Ultimately, at the request of the Colonial Office which deemed the painting to be a threat to the interests of the British empire,[7][8] the painting was removed after merely five days and replaced by an uncontroversial portrait of Lady Diana Manners by James Jebusa Shannon.[12] Despite its removal, word of Souter's painting had already spread, and crowds of excited visitors thronged to the exhibition only to search the walls in vain for the sequestered work.[13] Explanations by the exhibition's attendants did little to convince disappointed audiences that it had been withdrawn upon "the request of the Colonial Office who disapproved, from the Colonial standpoint, of the subject—a negro playing jazz for a nude white dancer."[13] The only remaining evidence that the painting had been exhibited was a photograph of the work displayed in the front hall.[2][13]

Press condemnation

The work was widely condemned in British newspapers and periodicals and its exhibition quickly became controversial. In an early edition of the Melody Maker, a British weekly music magazine, London-born critic Edgar Jackson demanded the painting be encindered:

"Breakdown" is not only a picture entirely nude of the respect due to the chastity and morality of the younger generation but in the degradation it implies to modern white woman there is the perversive danger to the community and the best thing that could happen to it is to have it ... burnt![11][5]

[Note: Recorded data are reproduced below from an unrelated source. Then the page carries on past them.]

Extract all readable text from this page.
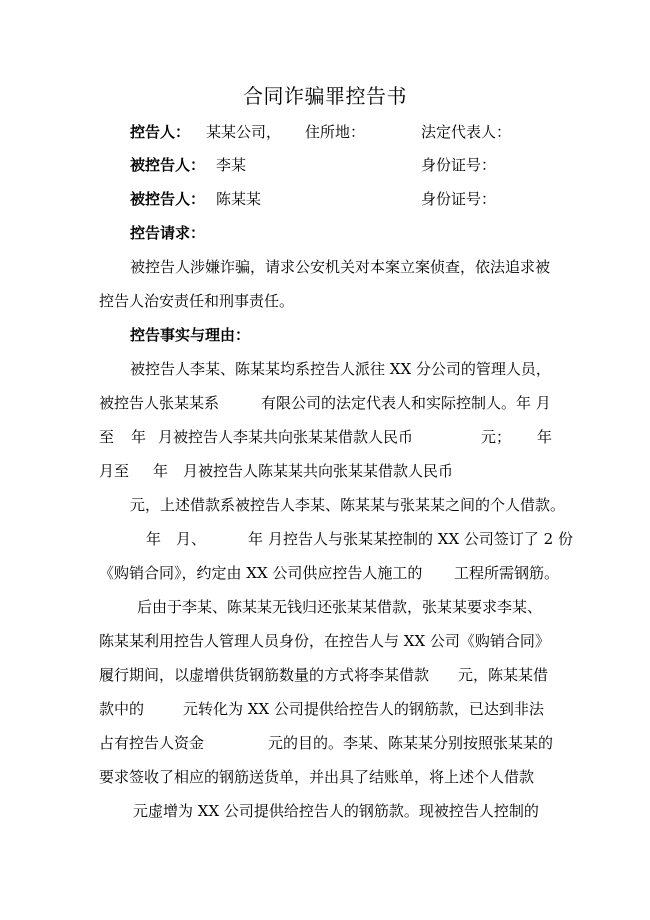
合同诈骗罪控告书
控告人： 某某公司， 住所地：	法定代表人：
被控告人： 李某	身份证号：
被控告人： 陈某某	身份证号：
控告请求：
被控告人涉嫌诈骗，请求公安机关对本案立案侦查，依法追求被
控告人治安责任和刑事责任。
控告事实与理由：
被控告人李某、陈某某均系控告人派往 XX 分公司的管理人员，
被控告人张某某系	有限公司的法定代表人和实际控制人。年 月
至 年 月被控告人李某共向张某某借款人民币	元； 年
月至 年 月被控告人陈某某共向张某某借款人民币
元，上述借款系被控告人李某、陈某某与张某某之间的个人借款。
年 月、	年 月控告人与张某某控制的 XX 公司签订了 2 份
《购销合同》，约定由 XX 公司供应控告人施工的 工程所需钢筋。
后由于李某、陈某某无钱归还张某某借款，张某某要求李某、
陈某某利用控告人管理人员身份，在控告人与 XX 公司《购销合同》
履行期间，以虚增供货钢筋数量的方式将李某借款 元，陈某某借
款中的	元转化为 XX 公司提供给控告人的钢筋款，已达到非法
占有控告人资金	元的目的。李某、陈某某分别按照张某某的
要求签收了相应的钢筋送货单，并出具了结账单，将上述个人借款
元虚增为 XX 公司提供给控告人的钢筋款。现被控告人控制的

The world press likewise fixated upon the painting.[1] In the United States of America, a journalist for The New York Times assailed the work as "this year's problem picture."[10][2] After conceding that "as a protest against the jazz age, the picture seems undoubtedly effective," the Times journalist nevertheless opined that the work would excite needless controversy and should not have been exhibited.[10][2] Similarly, Boston Evening Transcript criticised the work under the headline "A Racial Outrage" and claimed the painting was designed "to horrify decent people".[3] Likewise, in South Africa, the Cape Argus deemed the work to be a "problem picture ... Negro Supersedes Minerva".[3]

Destruction

Following outrage by the press and the painting's withdrawal from exhibition, Souter and his wife Christian Grace Reid destroyed his original 1926 painting,[1] but Souter kept his preparatory drawings.[3] For decades the work was only known from a photograph published in the exhibition catalogue but, towards the end of his life, Souter made a second version in the 1960s.[5] A charcoal study was acquired by the Aberdeen Art Gallery in 2016, with funding from the Scottish National Fund for Acquisitions.[14]

Legacy and influence

Author Evelyn Waugh purportedly attended the exhibition and the painting inspired a later novel.[15]
Author Evelyn Waugh purportedly attended the exhibition and the painting inspired a later novel.[15]

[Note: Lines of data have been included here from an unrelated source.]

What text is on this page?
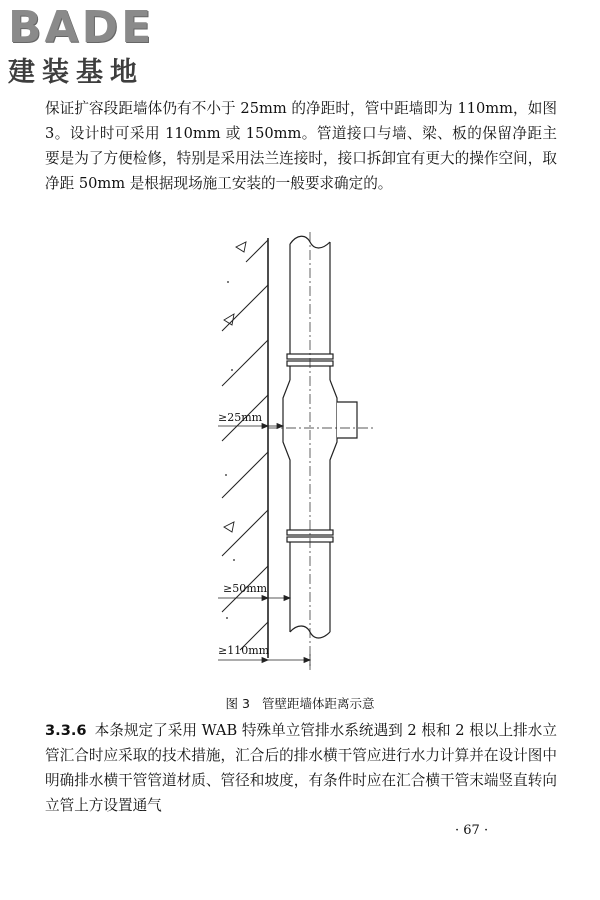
BADE
建装基地
保证扩容段距墙体仍有不小于 25mm 的净距时，管中距墙即为 110mm，如图 3。设计时可采用 110mm 或 150mm。管道接口与墙、梁、板的保留净距主要是为了方便检修，特别是采用法兰连接时，接口拆卸宜有更大的操作空间，取净距 50mm 是根据现场施工安装的一般要求确定的。
≥25mm
≥50mm
≥110mm
图 3 管壁距墙体距离示意
3.3.6 本条规定了采用 WAB 特殊单立管排水系统遇到 2 根和 2 根以上排水立管汇合时应采取的技术措施，汇合后的排水横干管应进行水力计算并在设计图中明确排水横干管管道材质、管径和坡度，有条件时应在汇合横干管末端竖直转向立管上方设置通气
· 67 ·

English writer Evelyn Waugh attended the exhibition in its first week.[15] The controversy over the painting may have inspired him to include a mixed-race relationship between his fictional characters of the white Margot and black Chokey in his 1928 novel Decline and Fall.[15][2]

According to Gemma Romain, a historian and researcher focusing on black history in Britain, Souter's now-destroyed Jazz Age work retains considerable legacy as a landmark in British culture:

"Although the original work no longer exists, the removal of The Breakdown from the walls of Burlington House was a significant moment in the history of the Academy Summer Exhibition and inter-war Britain. It provoked much discussion in relation to art and race, and ideas of British 'decline' and the concurrent General Strike, while revealing that other institutions of the British establishment, such as the Colonial Office, could exercise their influence at the Academy to remove exhibits from public view."[2]